I’m very (pleasantly?) surprised that this is the first accident I’ve witnessed here, even though the traffic is crazy. There’s usually a rhythm to it that keeps cars moving, but there have been several close scrapes that I was sure an accident was going to happen. It doesn’t help that they pass all the time, drive on the wrong side of the road (even the wrong direction on the highway!!), and don’t have seat belts (or if there are seat belts, people still don’t use them, and there’s often nothing to buckle the seat belt into). It was probably the best vehicle for us to be in and the worst for the injured man.

The accident took time – we had to go to the police station (nothing for us, just Madhu and the other program leaders sorting it out) and they had to arrange for alternate transportation for us. We eventually got back on the road (after hearing the motorcyclist had survived). We went to an artist’s house for the clay modeling, which was a lot of fun and it good to have something to do with our hands to redirect our attention and get over the shock of what had happened. We made village woman, Ganesh (a hindu god with an elephant head), and a mask. We were there for quite a while after the workshop ended, since it took so much time to get another bus. The people were wonderful though – so kind and hospitable. They entertained us with song and dance while we were waiting. We had a long ride home – we didn’t get home until a little after 10pm. It was a very long dramatic day, and I’m thankful we’re all safe.
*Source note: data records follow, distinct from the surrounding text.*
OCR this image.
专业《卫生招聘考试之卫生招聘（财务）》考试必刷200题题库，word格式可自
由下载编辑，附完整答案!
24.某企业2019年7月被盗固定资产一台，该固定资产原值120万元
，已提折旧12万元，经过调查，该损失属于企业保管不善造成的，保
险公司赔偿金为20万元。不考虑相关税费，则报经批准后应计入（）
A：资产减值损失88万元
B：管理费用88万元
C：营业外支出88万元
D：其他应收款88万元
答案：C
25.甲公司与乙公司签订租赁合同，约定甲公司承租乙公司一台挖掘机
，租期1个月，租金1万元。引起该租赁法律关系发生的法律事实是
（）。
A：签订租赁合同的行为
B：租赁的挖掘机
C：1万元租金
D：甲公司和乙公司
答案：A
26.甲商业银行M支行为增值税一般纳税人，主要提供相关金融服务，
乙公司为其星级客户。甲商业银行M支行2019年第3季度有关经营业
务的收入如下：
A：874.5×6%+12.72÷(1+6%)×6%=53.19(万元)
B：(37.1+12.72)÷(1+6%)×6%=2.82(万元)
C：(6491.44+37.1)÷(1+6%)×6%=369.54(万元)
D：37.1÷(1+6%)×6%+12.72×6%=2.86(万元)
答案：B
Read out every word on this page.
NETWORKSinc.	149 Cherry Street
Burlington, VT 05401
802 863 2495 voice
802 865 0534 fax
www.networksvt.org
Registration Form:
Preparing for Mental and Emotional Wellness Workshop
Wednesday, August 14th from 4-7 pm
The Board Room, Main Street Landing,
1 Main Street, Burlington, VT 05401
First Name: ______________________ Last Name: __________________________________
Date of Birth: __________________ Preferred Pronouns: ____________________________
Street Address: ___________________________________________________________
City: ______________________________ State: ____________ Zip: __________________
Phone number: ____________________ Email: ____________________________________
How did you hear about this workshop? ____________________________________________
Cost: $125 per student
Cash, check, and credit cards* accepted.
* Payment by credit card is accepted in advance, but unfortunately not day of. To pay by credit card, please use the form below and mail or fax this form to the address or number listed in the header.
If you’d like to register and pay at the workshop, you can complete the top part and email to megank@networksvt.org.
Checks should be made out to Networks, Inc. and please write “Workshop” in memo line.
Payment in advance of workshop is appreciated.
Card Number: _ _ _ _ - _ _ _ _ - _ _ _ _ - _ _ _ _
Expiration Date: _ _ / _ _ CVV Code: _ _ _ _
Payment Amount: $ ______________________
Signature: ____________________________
In other news – I’ve found a on-campus job for next year! I’m going to be working as a Career Assistant with CSB Career Services. I’ll be helping students research majors/careers, critiquing resumes, conducting practice interviews, and helping plan/promote Career Service events. I’m really excited about it!  It will definitely be more of a time commitment than my previous on-campus job, but there are also some great benefits for my own career development that come along with it. For example, they have assignments for you to do at work, like update your resume, research a grad school you’d like to attend, research a volunteer opportunity that interests you, etc. I think I will really enjoy it.